Share

Joe Smolinski at Mixed Greens in Chelsea

Beginning of the End

By: - Mar 22, 2010

Joe Smolinski: The Beginning of the End
Mixed Greens
531 West 26th Street
New York, NY 10001
To April 17

Joe Smolinski's artwork is intimate, poignant, and should change the world. That is if artists ran the world. The most important part about artwork that is shown in galleries and museums is the affect it has and the impression it leaves in the mind and the eyes of the viewer. Smolinski's artwork makes its point pretty fast and very effectively.

For some time now he has been interested in a frightening near-futuristic possibility. His drawings document an environment where all trees are becoming cell phone towers and are invading the natural landscape. Objects of the most menacing proportions, these trees are icons of human desecration to the world that contemporary civilization has falsely made its own.

Trees are sacred and Smolinski revels in their historical, spiritual and personal value. His past work has shown allusions to both ancient and recent occurrences, from the temptation of original sin in the Garden of Eden to WW2, and the boom of the logging industry and recent natural disasters.

Trees were once a majestic form, and central to our ancestors contemporary life. However, today it is obvious that contemporary life has little time for trees or the environment altogether.

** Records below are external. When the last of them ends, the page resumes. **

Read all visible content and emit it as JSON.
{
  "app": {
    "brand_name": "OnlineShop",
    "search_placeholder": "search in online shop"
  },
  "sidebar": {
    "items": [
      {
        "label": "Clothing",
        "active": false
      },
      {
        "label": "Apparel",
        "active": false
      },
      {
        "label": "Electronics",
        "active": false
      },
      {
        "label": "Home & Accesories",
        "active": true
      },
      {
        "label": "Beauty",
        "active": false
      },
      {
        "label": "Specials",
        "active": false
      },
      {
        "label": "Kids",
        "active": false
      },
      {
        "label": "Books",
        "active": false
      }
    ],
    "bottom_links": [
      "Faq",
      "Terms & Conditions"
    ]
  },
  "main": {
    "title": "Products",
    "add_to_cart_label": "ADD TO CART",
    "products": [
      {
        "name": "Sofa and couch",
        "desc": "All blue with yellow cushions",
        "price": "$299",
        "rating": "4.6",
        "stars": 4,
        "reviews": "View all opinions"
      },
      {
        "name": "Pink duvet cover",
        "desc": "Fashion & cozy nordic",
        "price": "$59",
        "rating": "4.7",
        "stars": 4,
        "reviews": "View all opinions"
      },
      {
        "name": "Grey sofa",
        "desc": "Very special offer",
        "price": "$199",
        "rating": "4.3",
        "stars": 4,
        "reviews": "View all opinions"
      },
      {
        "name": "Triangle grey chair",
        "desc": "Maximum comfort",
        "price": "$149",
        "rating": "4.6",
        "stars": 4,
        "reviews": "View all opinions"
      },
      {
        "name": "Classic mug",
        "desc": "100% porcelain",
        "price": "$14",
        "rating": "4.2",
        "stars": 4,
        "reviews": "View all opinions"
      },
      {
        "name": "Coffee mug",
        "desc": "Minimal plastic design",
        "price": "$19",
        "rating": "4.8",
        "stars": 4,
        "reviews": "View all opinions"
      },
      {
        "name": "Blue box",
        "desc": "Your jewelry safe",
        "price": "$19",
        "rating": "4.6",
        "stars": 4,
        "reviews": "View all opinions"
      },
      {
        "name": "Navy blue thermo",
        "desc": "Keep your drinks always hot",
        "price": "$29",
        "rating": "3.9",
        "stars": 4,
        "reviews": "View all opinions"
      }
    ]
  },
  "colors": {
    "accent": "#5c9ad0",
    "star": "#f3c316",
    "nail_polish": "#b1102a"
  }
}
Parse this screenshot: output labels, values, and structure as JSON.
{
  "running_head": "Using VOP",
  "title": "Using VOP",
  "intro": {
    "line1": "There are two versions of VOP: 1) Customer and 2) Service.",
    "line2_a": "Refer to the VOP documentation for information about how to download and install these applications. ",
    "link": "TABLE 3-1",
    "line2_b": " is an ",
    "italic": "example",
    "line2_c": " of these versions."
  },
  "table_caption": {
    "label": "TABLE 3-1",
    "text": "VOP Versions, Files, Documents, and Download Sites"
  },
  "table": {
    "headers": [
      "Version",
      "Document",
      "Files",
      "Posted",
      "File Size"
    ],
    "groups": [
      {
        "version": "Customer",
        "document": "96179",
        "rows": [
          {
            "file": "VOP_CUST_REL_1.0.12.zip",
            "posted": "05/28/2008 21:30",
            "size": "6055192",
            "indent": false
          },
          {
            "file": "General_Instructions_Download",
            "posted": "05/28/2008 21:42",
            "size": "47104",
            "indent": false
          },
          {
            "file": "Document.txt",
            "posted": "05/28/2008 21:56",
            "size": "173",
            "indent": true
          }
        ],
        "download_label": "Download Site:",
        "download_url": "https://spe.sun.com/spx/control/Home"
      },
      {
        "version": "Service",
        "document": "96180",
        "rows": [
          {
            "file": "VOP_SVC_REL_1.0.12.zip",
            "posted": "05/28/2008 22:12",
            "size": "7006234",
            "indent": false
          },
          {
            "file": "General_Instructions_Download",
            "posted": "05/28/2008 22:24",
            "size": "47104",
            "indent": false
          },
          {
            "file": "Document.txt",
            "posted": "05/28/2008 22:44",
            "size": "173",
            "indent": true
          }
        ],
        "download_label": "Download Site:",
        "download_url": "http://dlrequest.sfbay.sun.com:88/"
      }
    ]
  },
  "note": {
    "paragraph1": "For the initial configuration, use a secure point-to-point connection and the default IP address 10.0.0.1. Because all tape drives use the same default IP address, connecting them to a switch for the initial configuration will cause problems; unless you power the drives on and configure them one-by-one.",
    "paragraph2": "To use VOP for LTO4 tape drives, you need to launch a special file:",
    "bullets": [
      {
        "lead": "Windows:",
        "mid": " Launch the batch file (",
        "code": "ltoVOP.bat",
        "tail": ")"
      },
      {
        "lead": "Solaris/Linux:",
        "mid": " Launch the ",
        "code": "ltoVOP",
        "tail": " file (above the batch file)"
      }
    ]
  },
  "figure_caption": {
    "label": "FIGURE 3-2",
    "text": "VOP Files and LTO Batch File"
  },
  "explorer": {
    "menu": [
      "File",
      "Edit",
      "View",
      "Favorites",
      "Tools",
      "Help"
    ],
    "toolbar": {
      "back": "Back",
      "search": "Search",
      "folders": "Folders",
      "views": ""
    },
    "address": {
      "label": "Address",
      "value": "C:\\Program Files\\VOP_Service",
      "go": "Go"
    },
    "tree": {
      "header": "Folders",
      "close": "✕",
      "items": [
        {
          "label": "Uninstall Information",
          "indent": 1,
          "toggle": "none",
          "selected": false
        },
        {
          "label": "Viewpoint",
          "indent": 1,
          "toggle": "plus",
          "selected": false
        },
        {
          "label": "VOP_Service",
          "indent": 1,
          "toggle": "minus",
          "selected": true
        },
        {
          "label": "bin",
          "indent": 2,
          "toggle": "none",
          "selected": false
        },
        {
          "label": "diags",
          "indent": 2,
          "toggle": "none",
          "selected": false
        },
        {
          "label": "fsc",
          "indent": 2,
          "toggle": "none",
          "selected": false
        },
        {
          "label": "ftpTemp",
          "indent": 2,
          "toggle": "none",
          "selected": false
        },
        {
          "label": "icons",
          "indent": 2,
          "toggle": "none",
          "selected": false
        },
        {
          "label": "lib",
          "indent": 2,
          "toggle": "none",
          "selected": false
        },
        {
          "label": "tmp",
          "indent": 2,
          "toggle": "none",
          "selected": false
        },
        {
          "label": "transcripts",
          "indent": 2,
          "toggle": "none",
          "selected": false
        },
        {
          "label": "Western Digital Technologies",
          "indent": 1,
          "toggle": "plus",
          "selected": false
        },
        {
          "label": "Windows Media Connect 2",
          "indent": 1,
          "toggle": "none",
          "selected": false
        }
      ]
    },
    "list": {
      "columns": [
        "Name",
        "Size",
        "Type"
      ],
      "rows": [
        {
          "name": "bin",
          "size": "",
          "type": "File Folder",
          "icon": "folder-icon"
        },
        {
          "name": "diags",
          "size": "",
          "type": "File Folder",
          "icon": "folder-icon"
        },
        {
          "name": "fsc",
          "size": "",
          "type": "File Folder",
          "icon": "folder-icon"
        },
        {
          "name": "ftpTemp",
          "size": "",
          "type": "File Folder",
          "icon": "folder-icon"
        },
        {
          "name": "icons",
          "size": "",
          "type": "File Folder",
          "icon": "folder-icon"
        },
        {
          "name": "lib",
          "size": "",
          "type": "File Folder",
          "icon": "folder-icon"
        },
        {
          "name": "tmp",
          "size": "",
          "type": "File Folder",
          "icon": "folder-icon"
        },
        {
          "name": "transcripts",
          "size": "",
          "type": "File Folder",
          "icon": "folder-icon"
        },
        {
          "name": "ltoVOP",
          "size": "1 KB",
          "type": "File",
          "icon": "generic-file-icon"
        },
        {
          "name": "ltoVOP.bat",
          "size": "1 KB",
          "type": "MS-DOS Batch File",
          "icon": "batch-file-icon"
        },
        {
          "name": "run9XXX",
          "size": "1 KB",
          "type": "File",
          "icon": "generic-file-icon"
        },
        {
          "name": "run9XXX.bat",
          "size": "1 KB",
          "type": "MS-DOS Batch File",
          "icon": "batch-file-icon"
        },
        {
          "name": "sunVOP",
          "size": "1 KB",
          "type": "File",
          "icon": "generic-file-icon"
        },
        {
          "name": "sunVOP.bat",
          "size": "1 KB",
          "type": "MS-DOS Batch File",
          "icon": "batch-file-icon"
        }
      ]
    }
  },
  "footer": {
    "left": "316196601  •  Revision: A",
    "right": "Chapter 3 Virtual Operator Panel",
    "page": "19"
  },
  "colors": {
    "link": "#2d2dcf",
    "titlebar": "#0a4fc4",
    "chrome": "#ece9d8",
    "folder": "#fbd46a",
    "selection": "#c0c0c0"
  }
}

Human interaction is parasitic in his drawings; our need and obsession for more man made resources is marginalizing our admiration of nature's once pertinent beauty.

Throughout history animals have gone extinct due to technological advances and in Smolinski's new solo show on display at Mixed Greens, they aren't going to take it anymore. The artist envisions a point where the animals can't take the infringement anymore and slash, and rip apart the parasitic cell tower trees. With societies obsession with quick fixes, our generation has done insurmountable amounts of damage to our natural land and resources.

In the mixed media drawing "Cemetery" (2009), there are four gravestones in a snowy cemetery. Very ominous silhouettes of cell phone tower trees loom over the four stones that mark the death of solar power, the electric car, tidal power and the wind turbine. All bold predictions for a hopeless future, and with the way things are going in this day and age it is hard to show optimism towards a change to the status quo.

The electric car did live once and was quickly killed (as documented in a 2006 documentary called "Who Killed the Electric Car."), and the other clean energy sources receive far less attention than coal, oil and nuclear power, all of which are destructive to the environment.

Another big piece of the exhibition is Smolinski's reference to Robert Smithson's "Spiral Jetty," which the late environmental artist created in 1970.

Smithson's environmental art installation has been facing its greatest struggle for survival most recently. With the increased need for oil reserves in America, organizations have applied for the rights to drill in the Great Salt Lake. While the first application was thankfully denied, the threat of this dogma still remains an ominous possibility in the near future.

In his installation "Taking Back the Jetty," (2009) a time-lapse video of an oilrig off in the distance behind Smithson's work, is blown to bits. "Shipwreck" (2009) depicts the Jetty prominent and unscathed as an oil tanker is seen split in half and sinking to the depths of the Great Salt Flats. Off to the corner is an installation of a ruined Spiral Jetty that is covered in oil. We get both sides to the possible scenario and obviously the latter is unacceptable. 

Finally the largest work in the show is an installation of a constructed cell phone tree tower that has been broken and uprooted from the ground. It lies on the gallery floor, antenna still blinking but no reception.

This is a wake up call (pun intended) to the world and hopefully we all answer. If nature keeps getting ignored while civilization continues to consume in excess, then Joe Smolinski's nightmarish prophecy will come to fruition.